Director: Bahram Tavakkoli

Cast: Saeed Aghakhani, Golab Adine, Vishka Asayesh, Babak Hamidian, Houman Seyyedi

Man Diego Maradona Hastam is a 2015 Iranian drama-crime film directed by Bahram Tavakkoli, gathering an exceptional ensemble cast to explore how a single act of aggression unravels the hidden fault lines within two ordinary Tehran families caught in the aftermath.

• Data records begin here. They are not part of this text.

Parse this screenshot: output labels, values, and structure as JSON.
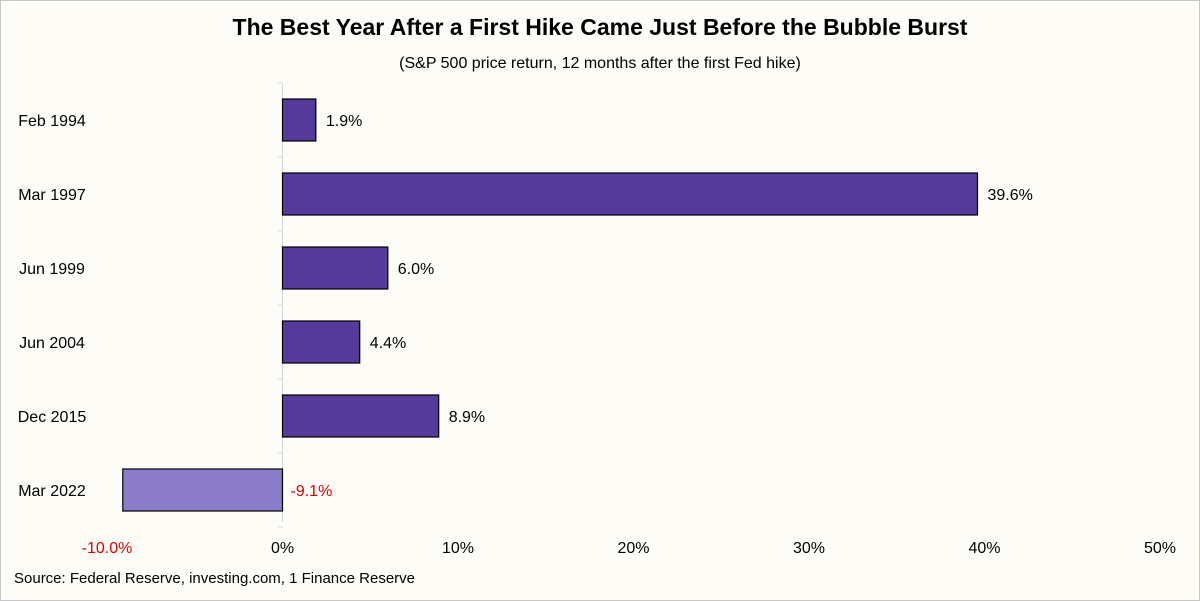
{
  "title": "The Best Year After a First Hike Came Just Before the Bubble Burst",
  "subtitle": "(S&P 500 price return, 12 months after the first Fed hike)",
  "source": "Source: Federal Reserve, investing.com, 1 Finance Reserve",
  "chart_data": {
    "type": "bar",
    "orientation": "horizontal",
    "title": "The Best Year After a First Hike Came Just Before the Bubble Burst",
    "subtitle": "(S&P 500 price return, 12 months after the first Fed hike)",
    "categories": [
      "Feb 1994",
      "Mar 1997",
      "Jun 1999",
      "Jun 2004",
      "Dec 2015",
      "Mar 2022"
    ],
    "values": [
      1.9,
      39.6,
      6.0,
      4.4,
      8.9,
      -9.1
    ],
    "data_labels": [
      "1.9%",
      "39.6%",
      "6.0%",
      "4.4%",
      "8.9%",
      "-9.1%"
    ],
    "xlim": [
      -10,
      50
    ],
    "x_ticks": [
      -10,
      0,
      10,
      20,
      30,
      40,
      50
    ],
    "x_tick_labels": [
      "-10.0%",
      "0%",
      "10%",
      "20%",
      "30%",
      "40%",
      "50%"
    ],
    "xlabel": "",
    "ylabel": "",
    "grid": false,
    "legend": "none",
    "colors": {
      "positive": "#553a9c",
      "negative": "#8a7cc8",
      "negative_label": "#e00000",
      "bar_border": "#000000",
      "axis": "#d4d4d4"
    }
  }
}
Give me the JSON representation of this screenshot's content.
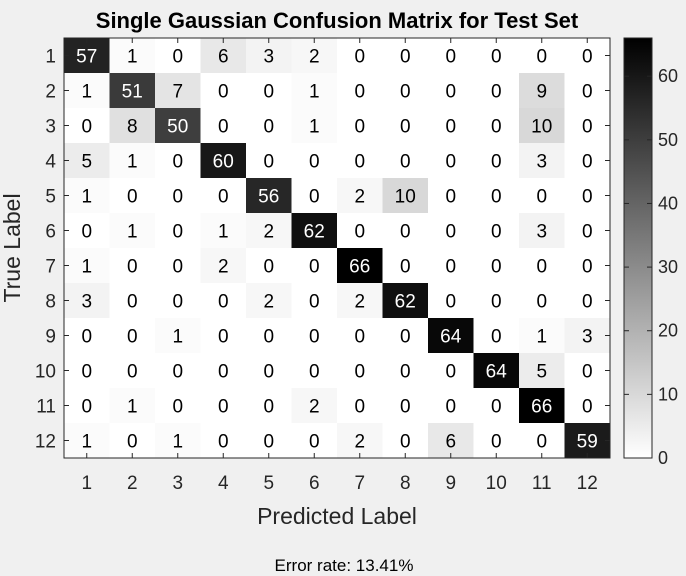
{
  "chart_data": {
    "type": "heatmap",
    "title": "Single Gaussian Confusion Matrix for Test Set",
    "xlabel": "Predicted Label",
    "ylabel": "True Label",
    "x_tick_labels": [
      "1",
      "2",
      "3",
      "4",
      "5",
      "6",
      "7",
      "8",
      "9",
      "10",
      "11",
      "12"
    ],
    "y_tick_labels": [
      "1",
      "2",
      "3",
      "4",
      "5",
      "6",
      "7",
      "8",
      "9",
      "10",
      "11",
      "12"
    ],
    "matrix": [
      [
        57,
        1,
        0,
        6,
        3,
        2,
        0,
        0,
        0,
        0,
        0,
        0
      ],
      [
        1,
        51,
        7,
        0,
        0,
        1,
        0,
        0,
        0,
        0,
        9,
        0
      ],
      [
        0,
        8,
        50,
        0,
        0,
        1,
        0,
        0,
        0,
        0,
        10,
        0
      ],
      [
        5,
        1,
        0,
        60,
        0,
        0,
        0,
        0,
        0,
        0,
        3,
        0
      ],
      [
        1,
        0,
        0,
        0,
        56,
        0,
        2,
        10,
        0,
        0,
        0,
        0
      ],
      [
        0,
        1,
        0,
        1,
        2,
        62,
        0,
        0,
        0,
        0,
        3,
        0
      ],
      [
        1,
        0,
        0,
        2,
        0,
        0,
        66,
        0,
        0,
        0,
        0,
        0
      ],
      [
        3,
        0,
        0,
        0,
        2,
        0,
        2,
        62,
        0,
        0,
        0,
        0
      ],
      [
        0,
        0,
        1,
        0,
        0,
        0,
        0,
        0,
        64,
        0,
        1,
        3
      ],
      [
        0,
        0,
        0,
        0,
        0,
        0,
        0,
        0,
        0,
        64,
        5,
        0
      ],
      [
        0,
        1,
        0,
        0,
        0,
        2,
        0,
        0,
        0,
        0,
        66,
        0
      ],
      [
        1,
        0,
        1,
        0,
        0,
        0,
        2,
        0,
        6,
        0,
        0,
        59
      ]
    ],
    "colormap": "white-to-black",
    "color_range": [
      0,
      66
    ],
    "colorbar_ticks": [
      "0",
      "10",
      "20",
      "30",
      "40",
      "50",
      "60"
    ],
    "grid": false
  },
  "footer": {
    "error_rate": "Error rate: 13.41%"
  },
  "colors": {
    "background": "#f0f0f0",
    "axis": "#262626",
    "cell_high": "#000000",
    "cell_low": "#ffffff"
  }
}
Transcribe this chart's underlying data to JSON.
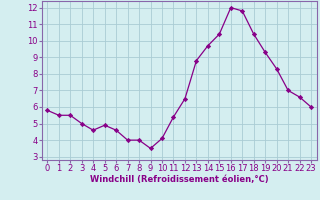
{
  "x": [
    0,
    1,
    2,
    3,
    4,
    5,
    6,
    7,
    8,
    9,
    10,
    11,
    12,
    13,
    14,
    15,
    16,
    17,
    18,
    19,
    20,
    21,
    22,
    23
  ],
  "y": [
    5.8,
    5.5,
    5.5,
    5.0,
    4.6,
    4.9,
    4.6,
    4.0,
    4.0,
    3.5,
    4.1,
    5.4,
    6.5,
    8.8,
    9.7,
    10.4,
    12.0,
    11.8,
    10.4,
    9.3,
    8.3,
    7.0,
    6.6,
    6.0
  ],
  "line_color": "#880088",
  "marker": "D",
  "markersize": 2.2,
  "linewidth": 0.9,
  "background_color": "#d4eef0",
  "grid_color": "#aaccd4",
  "xlabel": "Windchill (Refroidissement éolien,°C)",
  "xlabel_fontsize": 6.0,
  "ylabel_ticks": [
    3,
    4,
    5,
    6,
    7,
    8,
    9,
    10,
    11,
    12
  ],
  "xlim": [
    -0.5,
    23.5
  ],
  "ylim": [
    2.8,
    12.4
  ],
  "tick_fontsize": 6.0,
  "spine_color": "#8866aa",
  "xlabel_color": "#880088"
}
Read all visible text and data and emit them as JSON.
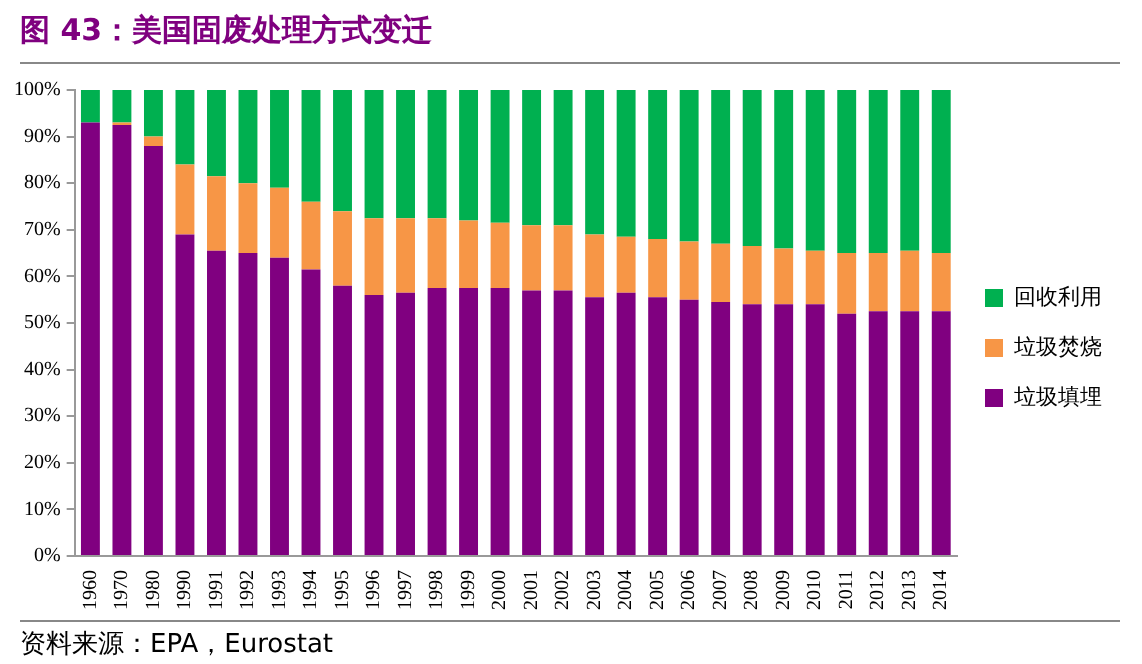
{
  "chart_data": {
    "type": "bar",
    "stacked": true,
    "title": "图 43：美国固废处理方式变迁",
    "categories": [
      "1960",
      "1970",
      "1980",
      "1990",
      "1991",
      "1992",
      "1993",
      "1994",
      "1995",
      "1996",
      "1997",
      "1998",
      "1999",
      "2000",
      "2001",
      "2002",
      "2003",
      "2004",
      "2005",
      "2006",
      "2007",
      "2008",
      "2009",
      "2010",
      "2011",
      "2012",
      "2013",
      "2014"
    ],
    "series": [
      {
        "name": "垃圾填埋",
        "color": "#800080",
        "values": [
          93,
          92.5,
          88,
          69,
          65.5,
          65,
          64,
          61.5,
          58,
          56,
          56.5,
          57.5,
          57.5,
          57.5,
          57,
          57,
          55.5,
          56.5,
          55.5,
          55,
          54.5,
          54,
          54,
          54,
          52,
          52.5,
          52.5,
          52.5
        ]
      },
      {
        "name": "垃圾焚烧",
        "color": "#f79646",
        "values": [
          0,
          0.5,
          2,
          15,
          16,
          15,
          15,
          14.5,
          16,
          16.5,
          16,
          15,
          14.5,
          14,
          14,
          14,
          13.5,
          12,
          12.5,
          12.5,
          12.5,
          12.5,
          12,
          11.5,
          13,
          12.5,
          13,
          12.5
        ]
      },
      {
        "name": "回收利用",
        "color": "#00b050",
        "values": [
          7,
          7,
          10,
          16,
          18.5,
          20,
          21,
          24,
          26,
          27.5,
          27.5,
          27.5,
          28,
          28.5,
          29,
          29,
          31,
          31.5,
          32,
          32.5,
          33,
          33.5,
          34,
          34.5,
          35,
          35,
          34.5,
          35
        ]
      }
    ],
    "ylim": [
      0,
      100
    ],
    "yticks": [
      {
        "value": 0,
        "label": "0%"
      },
      {
        "value": 10,
        "label": "10%"
      },
      {
        "value": 20,
        "label": "20%"
      },
      {
        "value": 30,
        "label": "30%"
      },
      {
        "value": 40,
        "label": "40%"
      },
      {
        "value": 50,
        "label": "50%"
      },
      {
        "value": 60,
        "label": "60%"
      },
      {
        "value": 70,
        "label": "70%"
      },
      {
        "value": 80,
        "label": "80%"
      },
      {
        "value": 90,
        "label": "90%"
      },
      {
        "value": 100,
        "label": "100%"
      }
    ],
    "grid": false,
    "legend": "right",
    "annotations": [
      "资料来源：EPA，Eurostat"
    ]
  }
}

What is Man Diego Maradona Hastam about?

When a rock shatters a window, it sets off a chain of accusations and wounded pride that pulls two neighboring households into a protracted confrontation. As each side insists on assigning blame, old grievances and unspoken resentments begin surfacing among the relatives. A failed marriage proposal hovers over the conflict, complicating every attempt at resolution. The film moves between domestic spaces and tense group confrontations, watching how ordinary people — parents, siblings, in-laws — crack under social pressure and the desperate need to save face. The tone stays grounded and observational, never letting the audience forget that each character carries a private history that shapes how they react. By the time both families have said too much, the question of who started it feels almost beside the point.

Cast & crew

Director Bahram Tavakkoli, known for emotionally layered Iranian cinema, assembled a roster of the country's most respected performers. Saeed Aghakhani and Golab Adine anchor the film with understated intensity, while Vishka Asayesh, Babak Hamidian, Houman Seyyedi, Saber Abar, Jamshid Hashempour, and Sara Bahrami each bring distinct weight to supporting roles, creating a convincing portrait of extended family dynamics.

Context & significance

Iranian domestic dramas have long used the confined space of the family home as a pressure cooker for social commentary, and this film sits comfortably within that tradition. For diaspora viewers, the recognizable rhythms of Persian family dynamics — the hierarchies, the pride, the reluctance to admit fault — carry extra resonance when watched far from home. Tavakkoli's film invites audiences to laugh ruefully at behaviour they know from personal experience while also questioning the social rituals that make ordinary disputes spiral out of control. The title's deliberate absurdity — invoking a football legend in a story of petty neighbourhood conflict — signals the film's knowing, wry tone from the outset.